Przypomnijmy, że szef chicagowskiej policji Garry McCarthy zawsze twierdził, że przestępczość w mieście można obniżyć tylko poprzez redukcję, a nie zwiększenie liczby dostępnej broni.
Inny pomysł na bezpieczeóstwo w mieście ma organizacja Armed Citizen Project, która przekonuje, że broń palna zapobiega przestępczości. ACP analizuje statystyki przestępczości i przepisy obowiązujące w danej miejscowości, zanim podejmie decyzję o udostępnieniu darmowych strzelb. Również w Chicago przeprowadzi taką weryfikację, by upewnić się, że rozdawanie broni będzie legalne. Jeśli sprawdzian wypadnie zadowalająco dla ACP, to już pod koniec roku będzie można wejść w posiadanie bezpłatnej broni.
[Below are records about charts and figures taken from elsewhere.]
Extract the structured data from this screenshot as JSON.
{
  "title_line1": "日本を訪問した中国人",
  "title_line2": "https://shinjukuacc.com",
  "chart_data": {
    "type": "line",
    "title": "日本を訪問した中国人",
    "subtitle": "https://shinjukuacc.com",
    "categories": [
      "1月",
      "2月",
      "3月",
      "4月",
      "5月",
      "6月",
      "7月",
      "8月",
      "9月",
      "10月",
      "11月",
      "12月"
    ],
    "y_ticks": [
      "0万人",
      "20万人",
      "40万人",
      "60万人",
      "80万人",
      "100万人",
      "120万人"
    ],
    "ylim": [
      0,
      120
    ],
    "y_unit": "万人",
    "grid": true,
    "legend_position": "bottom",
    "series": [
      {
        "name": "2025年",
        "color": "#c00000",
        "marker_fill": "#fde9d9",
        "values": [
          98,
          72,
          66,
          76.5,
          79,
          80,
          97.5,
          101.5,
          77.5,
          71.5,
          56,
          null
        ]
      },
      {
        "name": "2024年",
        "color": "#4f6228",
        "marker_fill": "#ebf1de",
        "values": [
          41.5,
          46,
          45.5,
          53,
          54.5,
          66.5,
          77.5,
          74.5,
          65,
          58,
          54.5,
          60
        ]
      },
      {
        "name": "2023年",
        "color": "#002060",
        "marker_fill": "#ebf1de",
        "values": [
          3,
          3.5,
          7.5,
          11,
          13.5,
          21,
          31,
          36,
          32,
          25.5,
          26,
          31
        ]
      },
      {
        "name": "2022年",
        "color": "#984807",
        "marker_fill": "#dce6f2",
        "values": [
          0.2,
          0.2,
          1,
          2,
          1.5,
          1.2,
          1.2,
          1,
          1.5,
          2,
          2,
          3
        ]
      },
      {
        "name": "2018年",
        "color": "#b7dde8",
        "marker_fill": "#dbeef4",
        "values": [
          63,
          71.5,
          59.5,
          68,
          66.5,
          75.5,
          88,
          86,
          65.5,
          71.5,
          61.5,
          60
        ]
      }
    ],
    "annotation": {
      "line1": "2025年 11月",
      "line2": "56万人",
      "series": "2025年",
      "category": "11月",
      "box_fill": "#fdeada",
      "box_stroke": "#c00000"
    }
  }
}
Założycielem ACP jest Kyle Coplen, który wychował się w pobliskiej Chicago Indianie. Organizacja zabiega aktywnie o donacje w postaci broni i funduszy, by realizować swoje programy.
Ze wstępnych sondaży wynika, że niektórzy chicagowianie byliby zainteresowani otrzymaniem
darmowej broni.
(ao)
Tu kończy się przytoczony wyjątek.